Things are changing. Really, I am changing. Every day I understand that I am less likely to double my years on this earth than ever before. I didn’t think about this in my twenties and thirties. In those days, long-term thinking meant thinking about what I would do over the weekend.
Now, however, I am thinking about what life will be like for those I love after I am gone. What will they do? How will they think? What will they teach my grandchildren and great grandchildren? What kind of world will it be? What moral questions will they encounter? What will be their economic reality?

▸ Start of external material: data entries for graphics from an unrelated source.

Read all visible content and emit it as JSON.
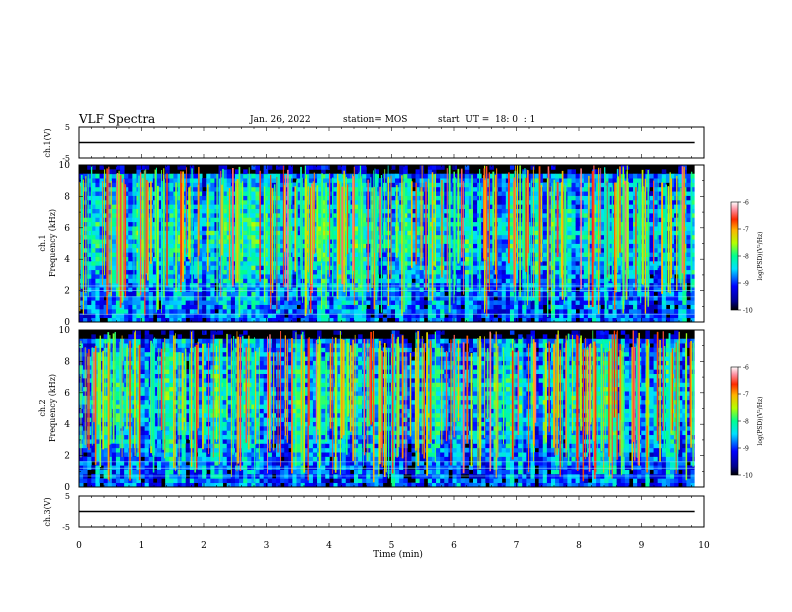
{
  "header": {
    "title": "VLF Spectra",
    "date": "Jan. 26, 2022",
    "station": "station= MOS",
    "start": "start  UT =  18: 0  : 1"
  },
  "chart_data": {
    "type": "heatmap",
    "title": "VLF Spectra",
    "xlabel": "Time  (min)",
    "xlim": [
      0,
      10
    ],
    "xticks": [
      "0",
      "1",
      "2",
      "3",
      "4",
      "5",
      "6",
      "7",
      "8",
      "9",
      "10"
    ],
    "panels": [
      {
        "id": "ch1-voltage",
        "type": "line",
        "ylabel": "ch.1(V)",
        "ylim": [
          -5,
          5
        ],
        "yticks": [
          "5",
          "-5"
        ],
        "series_level": 0
      },
      {
        "id": "ch1-spectrogram",
        "type": "heatmap",
        "ylabel": "ch.1\nFrequency (kHz)",
        "ylim": [
          0,
          10
        ],
        "yticks": [
          "0",
          "2",
          "4",
          "6",
          "8",
          "10"
        ],
        "colorbar": {
          "label": "log(PSD)(V²/Hz)",
          "range": [
            -10,
            -6
          ],
          "ticks": [
            "-6",
            "-7",
            "-8",
            "-9",
            "-10"
          ]
        },
        "reference_lines_khz": [
          0.5,
          1.6,
          2.0,
          2.3
        ],
        "data_end_min": 9.85
      },
      {
        "id": "ch2-spectrogram",
        "type": "heatmap",
        "ylabel": "ch.2\nFrequency (kHz)",
        "ylim": [
          0,
          10
        ],
        "yticks": [
          "0",
          "2",
          "4",
          "6",
          "8",
          "10"
        ],
        "colorbar": {
          "label": "log(PSD)(V²/Hz)",
          "range": [
            -10,
            -6
          ],
          "ticks": [
            "-6",
            "-7",
            "-8",
            "-9",
            "-10"
          ]
        },
        "reference_lines_khz": [
          0.7,
          1.2,
          1.6
        ],
        "data_end_min": 9.85
      },
      {
        "id": "ch3-voltage",
        "type": "line",
        "ylabel": "ch.3(V)",
        "ylim": [
          -5,
          5
        ],
        "yticks": [
          "5",
          "-5"
        ],
        "series_level": 0
      }
    ]
  }
}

Questions like these bombard my mind like never before, and the barrage causes me to think, to think about investing and leaving a legacy. Such thinking naturally affects how I raise my children, and it causes me to wrestle with two inescapable truths.
First, I wrestle with the fact that I will invest in my children either intentionally or haphazardly. While there is a financial component to the subject of investing, there is a broader way to understand the term. Beyond making investments with our money, I will make investments with my time. I will make investments with my talents and my words. All of these investments are part of the legacy I leave to those I love.

As parents, we understand that one incredible responsibility we have is to make decisions for our children as we equip them to make their own decisions as adults. Consequently, one massive way we invest in our children that will greatly impact the future is our educational choices. In the span of one school year, students spend around 1260 hours in school. For over 1200 hours they will be taught by someone, and they will be taught something.

The theology, morality, and core values of the teacher will be the theology, morality, and core values of the classroom, a classroom where your child will spend more than 1200 hours. How much influence can one exert in that amount of time?

In addition, the theology, morality, and core values of the curriculum will supply the raw material of instruction for the student. That means the deepest beliefs of authors you will never meet and curriculum committees you may or may not know make a deep impact on each student, as they interact with the material for over 1200 hours.

As Christian parents, we dare not approach this lightly. It is critically important that we develop strategic partnerships with educations, partnerships were both parents and schools have the same values and share the same goals.

The sheer importance of this leads me to consider a second inescapable truth. We find it in the words of Jesus recorded in Luke 6:40. There, Jesus tells us, “A disciple (student) is not above his teacher, but everyone when he is fully trained will be like his teacher.” This verse teaches us that one massive outcome of education is imitation. In small and large ways, the student will become like the ones they have spent over 1200 hours with.

I was reminded of the power of this recently. One requirement for my doctrinal studies was a one-year mentorship with my major professor, Dr. John Hammett. Every week I sat in his office as we discussed the history of theology as well as large doses of practical ministry. Outside of this time, I had massive amounts of reading that he assigned each week. He especially loved to teach about the doctrine of the church and its importance in the Christian life, so we spent a great deal of time reading and discussing the subject. I confess as I went through this phase of the program I thought that I was fulfilling a requirement. Don’t get me wrong, I was glad to do it, but I did not fully understand the long-range implication.

That all changed a few weeks ago. I was leading a congregation through what the Bible says about the church. I was making an impassioned appeal about the importance of the church for a healthy Christian life. As soon as I finished, a thought came to my mind. “I sounded an awful lot like Dr. Hammett tonight.” I immediately understood what had happened. Over time his convictions about the church had somehow become my convictions. The disciple was becoming like the teacher.

This process is happening every day at our school. It is this understanding that shapes how we approach teaching. It shapes, for example, the kind of teachers we hire. As a school, we look for teachers who are pursuing a calling and not just looking for a job. If someone is looking for a job, they can look elsewhere. If someone is called by God to invest more than 1200 hours per year to shape the next generation, they are CLA material.

This also affects the kind of teaching we must do. We understand that we are accountable to God for every minute of those 1200 hours. We must, therefore, work with focused excellence. We are focused on transformational, whole-person education. We are focused on giving our best. We are focused on investing. We are focused on leaving a legacy. We are focused, because we know we are accountable to God.

As a parent, I am glad to invest in my children through the ministry of CLA. I believe it will be a legacy that will affect generations of Arnolds for the good. I am also thrilled you have joined us on this journey!